L’anno passato, dopo diversi colloqui col mio padre spirituale, don Tony Bergamo e col mio parroco, don Damiano Madaro, ho deciso di vivere un’esperienza nuova. Da settembre mi trovo, infatti, a Roma, vivo con la piccola comunità dell'anno propedeutico presso il Seminario Romano Maggiore a San Giovanni in Laterano, per mettere in discussione, o meglio, utilizzando la grammatica popperiana, per cercare di falsificare la mia 'presunta' vocazione di speciale consacrazione alla Chiesa affinché essa stessa, la chiamata, con l’aiuto dei miei amici e soprattutto dell’Altro, si rafforzi.
La quotidianità che si vive è, potremmo dire, un’armonia di ritmi ben scansionati ma intensi: ogni giorno io, gli altri otto miei compagni di cammino e l’educatore, preghiamo insieme con la liturgia delle ore, celebriamo l'eucarestia e viviamo circa un’ora di orazione dinanzi al Santissimo.
La vita comunitaria non è, tuttavia, esclusivamente contemplativa in quanto seguiamo alcuni percorsi quali quello di greco, di formazione umana, di formazione spirituale, quello sul catechismo e quello sulla migliore conoscenza di se stessi. Nel frattempo però proseguo gli studi di filosofia, considero infatti lo studio non solo un impegno prettamente accademico, ma una forma di preghiera secondo la regola benedettina.
Il tempo che sto trascorrendo qui non è dunque esclusivamente uno step che la Chiesa propone ai ragazzi che si sentono chiamati da Dio in maniera particolare, bensì un kronos, ossia un tempo, durante il quale ogni singolo ragazzo si propone e cerca di migliorare il proprio essere cristiani in un mondo intriso di relativismo e tecnocrazia. Per dirlo altrimenti, il propedeutico è un tentativo di rientrare in sé stessi per comprendere meglio cosa fare della propria esistenza. Il mio soggiorno romano può essere considerato sia una conversione agostinianamente intesa sia una methànoia, ossia come impegno per migliorarsi.

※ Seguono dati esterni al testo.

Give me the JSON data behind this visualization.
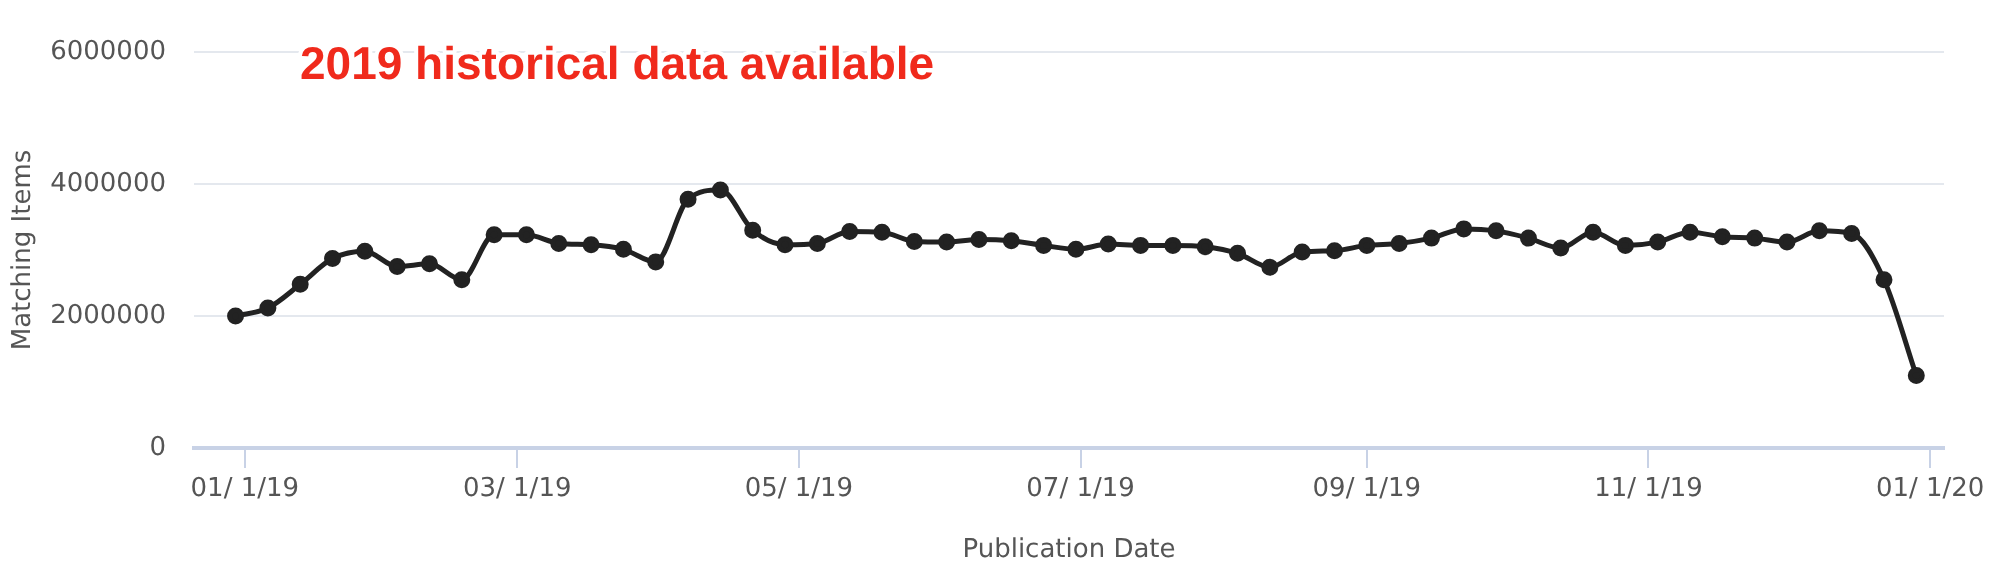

Ritengo la mia esperienza estremamente positiva poiché ha contribuito a delineare nella mia mente l’idea di una Chiesa universale e non solo particolare, come spesso avviene all’interno delle proprie comunità, e, al tempo stesso, di Chiesa non solo orante, ma anche una Chiesa che ti insegna a maturare nella vita di fede e nella vita di comunità.